Older persons are less focused on climate change as their days are numbered. But in democratic societies, seniors tend to vote more than other generations. And there are international organizations of seniors that rally behind the issue such as “For Our Grandchildren,” and “Grandparents Climate Campaign.” But the issue should be largely in the minds and hearts of younger generations as the future is in their hands.
People with possession tend to think of leaving their offspring their material surplus. The inheritance any generation should bequeath is for a better Earth. Of what value will material gifts be in the face of a planet that is on a collision course toward extinction?
CLIMATE CHANGE FOR REAL?
There is a consensus among scientists that climate change is having negative effects on the future of the Earth. However, there is a small, vocal and well-funded number who contend climate change is fiction. To acknowledge that there is climate change ultimately is a challenge to change our way of interacting with the earth if the Planet
Earth is not to become extinct. Change is difficult to accept. There is a tendency to seek permanency, a way of insulating ourselves from the inevitability of our own death. Change is an irksome reminder of our personal mortality.
Many who resist climate change have a vested interest, particularly in coal and oil production. Climate change is a challenge to move from dependence on such to newer, cleaner forms of energy. This will mean gain for some but also economic loss to others; hence, there is resistance.
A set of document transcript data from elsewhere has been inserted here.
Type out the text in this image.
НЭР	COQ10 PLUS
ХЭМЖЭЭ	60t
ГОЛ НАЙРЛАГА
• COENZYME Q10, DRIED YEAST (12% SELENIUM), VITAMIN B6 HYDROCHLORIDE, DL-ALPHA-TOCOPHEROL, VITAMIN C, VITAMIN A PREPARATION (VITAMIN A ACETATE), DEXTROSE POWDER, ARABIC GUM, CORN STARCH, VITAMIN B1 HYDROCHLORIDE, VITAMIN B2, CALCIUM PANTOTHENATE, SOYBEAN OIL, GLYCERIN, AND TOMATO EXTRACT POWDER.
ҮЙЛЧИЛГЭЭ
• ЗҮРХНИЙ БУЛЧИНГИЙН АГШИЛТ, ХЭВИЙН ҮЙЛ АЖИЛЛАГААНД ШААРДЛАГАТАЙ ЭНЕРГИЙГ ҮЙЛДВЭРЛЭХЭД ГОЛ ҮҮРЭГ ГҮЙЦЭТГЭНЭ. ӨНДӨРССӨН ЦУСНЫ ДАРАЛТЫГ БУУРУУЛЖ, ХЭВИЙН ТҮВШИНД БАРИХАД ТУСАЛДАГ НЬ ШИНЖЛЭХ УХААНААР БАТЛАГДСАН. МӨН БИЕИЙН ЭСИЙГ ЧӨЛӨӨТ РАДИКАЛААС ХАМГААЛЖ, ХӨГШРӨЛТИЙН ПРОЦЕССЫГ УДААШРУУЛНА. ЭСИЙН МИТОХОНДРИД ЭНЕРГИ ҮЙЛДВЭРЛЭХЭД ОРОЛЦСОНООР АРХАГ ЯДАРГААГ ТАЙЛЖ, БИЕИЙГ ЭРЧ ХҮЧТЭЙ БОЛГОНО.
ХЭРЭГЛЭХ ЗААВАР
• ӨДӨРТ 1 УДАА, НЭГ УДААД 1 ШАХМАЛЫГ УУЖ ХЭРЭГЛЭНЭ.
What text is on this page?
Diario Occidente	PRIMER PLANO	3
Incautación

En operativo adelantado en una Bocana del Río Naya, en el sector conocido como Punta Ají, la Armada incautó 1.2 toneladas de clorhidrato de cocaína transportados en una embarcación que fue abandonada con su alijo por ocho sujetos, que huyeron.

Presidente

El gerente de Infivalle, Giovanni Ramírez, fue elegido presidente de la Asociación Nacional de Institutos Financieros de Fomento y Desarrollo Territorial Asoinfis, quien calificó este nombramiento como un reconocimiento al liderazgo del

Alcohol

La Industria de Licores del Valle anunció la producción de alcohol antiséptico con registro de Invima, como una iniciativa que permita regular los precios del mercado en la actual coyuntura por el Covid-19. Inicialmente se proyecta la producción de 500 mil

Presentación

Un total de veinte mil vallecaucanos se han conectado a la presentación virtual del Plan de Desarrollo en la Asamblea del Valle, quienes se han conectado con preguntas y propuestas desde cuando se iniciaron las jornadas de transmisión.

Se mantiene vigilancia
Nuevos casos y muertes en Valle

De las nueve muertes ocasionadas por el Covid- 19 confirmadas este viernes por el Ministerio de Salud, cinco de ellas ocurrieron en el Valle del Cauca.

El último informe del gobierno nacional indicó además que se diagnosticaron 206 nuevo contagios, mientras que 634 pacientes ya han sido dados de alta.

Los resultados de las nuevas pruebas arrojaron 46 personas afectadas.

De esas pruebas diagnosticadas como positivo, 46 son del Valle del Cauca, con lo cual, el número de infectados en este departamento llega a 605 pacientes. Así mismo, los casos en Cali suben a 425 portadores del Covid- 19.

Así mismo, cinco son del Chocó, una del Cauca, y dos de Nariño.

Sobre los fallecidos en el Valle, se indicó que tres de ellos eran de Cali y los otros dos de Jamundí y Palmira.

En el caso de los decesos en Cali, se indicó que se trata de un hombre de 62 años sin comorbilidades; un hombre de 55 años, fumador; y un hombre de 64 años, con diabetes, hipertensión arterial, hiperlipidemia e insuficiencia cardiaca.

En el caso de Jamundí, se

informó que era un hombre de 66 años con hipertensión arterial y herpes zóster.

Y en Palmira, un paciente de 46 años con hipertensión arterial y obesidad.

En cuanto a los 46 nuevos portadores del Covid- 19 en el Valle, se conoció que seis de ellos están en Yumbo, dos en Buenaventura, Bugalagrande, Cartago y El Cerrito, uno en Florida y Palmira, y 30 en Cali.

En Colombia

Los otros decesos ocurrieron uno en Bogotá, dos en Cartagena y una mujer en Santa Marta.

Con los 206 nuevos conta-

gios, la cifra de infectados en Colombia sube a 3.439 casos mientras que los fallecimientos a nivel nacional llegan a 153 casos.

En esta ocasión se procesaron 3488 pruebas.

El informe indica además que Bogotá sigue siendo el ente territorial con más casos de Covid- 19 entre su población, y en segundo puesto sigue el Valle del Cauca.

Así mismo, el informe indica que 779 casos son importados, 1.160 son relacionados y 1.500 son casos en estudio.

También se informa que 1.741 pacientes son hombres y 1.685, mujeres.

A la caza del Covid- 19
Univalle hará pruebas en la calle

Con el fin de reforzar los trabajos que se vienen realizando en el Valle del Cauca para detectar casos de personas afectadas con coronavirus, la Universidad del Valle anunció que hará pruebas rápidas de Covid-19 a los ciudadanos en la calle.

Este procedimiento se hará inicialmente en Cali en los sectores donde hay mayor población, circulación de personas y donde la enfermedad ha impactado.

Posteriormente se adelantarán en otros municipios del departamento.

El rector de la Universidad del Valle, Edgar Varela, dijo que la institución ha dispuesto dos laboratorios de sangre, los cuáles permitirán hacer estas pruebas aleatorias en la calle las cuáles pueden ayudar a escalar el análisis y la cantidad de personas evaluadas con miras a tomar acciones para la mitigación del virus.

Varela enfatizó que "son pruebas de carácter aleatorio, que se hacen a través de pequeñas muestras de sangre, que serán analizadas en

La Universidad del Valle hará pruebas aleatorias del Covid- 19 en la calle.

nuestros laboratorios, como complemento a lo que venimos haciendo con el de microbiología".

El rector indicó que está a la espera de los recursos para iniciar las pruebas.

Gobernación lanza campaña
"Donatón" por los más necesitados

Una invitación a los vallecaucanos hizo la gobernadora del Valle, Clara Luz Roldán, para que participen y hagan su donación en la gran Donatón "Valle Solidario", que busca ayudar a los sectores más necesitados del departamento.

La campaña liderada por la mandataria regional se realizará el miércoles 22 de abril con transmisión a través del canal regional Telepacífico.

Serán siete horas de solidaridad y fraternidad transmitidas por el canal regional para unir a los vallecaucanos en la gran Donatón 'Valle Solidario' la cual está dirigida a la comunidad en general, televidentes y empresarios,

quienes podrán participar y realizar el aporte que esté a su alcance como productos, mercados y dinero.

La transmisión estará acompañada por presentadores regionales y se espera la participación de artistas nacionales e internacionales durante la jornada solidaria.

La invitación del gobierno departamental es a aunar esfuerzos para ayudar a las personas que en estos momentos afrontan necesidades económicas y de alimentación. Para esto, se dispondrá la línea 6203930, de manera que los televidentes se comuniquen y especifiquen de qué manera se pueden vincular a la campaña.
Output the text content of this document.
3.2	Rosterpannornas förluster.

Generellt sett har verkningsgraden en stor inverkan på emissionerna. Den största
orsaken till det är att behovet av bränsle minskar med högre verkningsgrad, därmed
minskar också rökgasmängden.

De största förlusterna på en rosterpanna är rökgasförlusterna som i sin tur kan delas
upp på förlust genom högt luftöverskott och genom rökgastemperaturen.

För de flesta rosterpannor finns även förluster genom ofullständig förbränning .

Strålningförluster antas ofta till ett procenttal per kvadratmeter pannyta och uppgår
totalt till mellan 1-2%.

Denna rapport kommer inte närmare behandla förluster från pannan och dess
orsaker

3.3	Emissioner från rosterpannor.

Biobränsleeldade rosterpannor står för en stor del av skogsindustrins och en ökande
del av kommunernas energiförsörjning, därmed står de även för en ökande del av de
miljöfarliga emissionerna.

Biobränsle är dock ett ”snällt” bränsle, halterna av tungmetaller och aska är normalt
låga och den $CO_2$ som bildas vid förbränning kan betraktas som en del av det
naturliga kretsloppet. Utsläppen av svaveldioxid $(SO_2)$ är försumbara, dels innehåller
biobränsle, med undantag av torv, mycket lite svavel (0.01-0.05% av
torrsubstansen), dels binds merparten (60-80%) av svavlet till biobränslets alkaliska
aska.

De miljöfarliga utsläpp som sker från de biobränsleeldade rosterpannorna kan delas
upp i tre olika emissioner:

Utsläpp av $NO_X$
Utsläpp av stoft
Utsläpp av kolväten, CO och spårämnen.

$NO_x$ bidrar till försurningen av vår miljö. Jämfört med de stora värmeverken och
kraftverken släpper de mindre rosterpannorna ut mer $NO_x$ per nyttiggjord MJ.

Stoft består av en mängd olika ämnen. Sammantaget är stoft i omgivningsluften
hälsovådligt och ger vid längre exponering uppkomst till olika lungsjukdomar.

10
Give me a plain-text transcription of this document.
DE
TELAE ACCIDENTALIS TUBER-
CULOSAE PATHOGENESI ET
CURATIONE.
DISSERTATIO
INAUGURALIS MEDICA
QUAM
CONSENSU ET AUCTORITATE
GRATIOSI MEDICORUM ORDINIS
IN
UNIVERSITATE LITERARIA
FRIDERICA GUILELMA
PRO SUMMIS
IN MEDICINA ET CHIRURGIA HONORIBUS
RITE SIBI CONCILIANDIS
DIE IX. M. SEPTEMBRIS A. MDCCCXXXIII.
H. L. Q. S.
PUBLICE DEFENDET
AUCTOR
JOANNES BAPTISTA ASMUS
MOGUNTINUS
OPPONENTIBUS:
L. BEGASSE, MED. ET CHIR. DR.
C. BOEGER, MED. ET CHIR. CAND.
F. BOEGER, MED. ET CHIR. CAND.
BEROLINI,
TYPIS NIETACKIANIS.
Even if we were to, for the sake of argument, accept that climate change is not happening, does that mean we need not change our way of behaving toward Mother Earth? Though Genesis exhorts, “fill the earth and subdue it,” it is far less important than the teaching of stewardship. Jesus’ parable of the talents is essentially one of being a good steward of what is not ours. We are simply tenants in God’s vineyard and are here to tend it responsibly. The teaching in the Acts of the Apostles is a challenge to every member: “No one said that any of his belongings was his own, but they all shared with one another everything they had…there was no one in need…and all was distributed to each one according to need.” This is an uncomfortable challenge to change those who live in an aggressive consumer-driven society, which generally are urban dwellers. This teaching of the Acts of the Apostles is another way of saying: “Live simply so that others may simply live.”
INDIVIDUAL RESPONSIBILITY
It has only been in recent years that the issue of climate change and the necessity to educate people to save the planet have been given attention. In the 1970s, a woman, who was a teacher, wanted to instruct her students on the issue of ecology. At that time, there were no textbooks on the topic, so she and her students created their own textbook on the subject. Since then, a greater number of books about caring for the Earth have come out.
While we wait for governments to reach a universal agreement on climate change, we need to act individually, nonetheless. With the many resources now available to increase our understanding of how to live ecologically, lack of knowledge can no longer be an excuse. For us,who are more and more disconnected from the earth, the hardest obstacle in view for taking the initiative is denying the challenge for radical change. Let us forego narrow and individualistic interest. Instead, let us aim for the common good of all to have a vibrant future.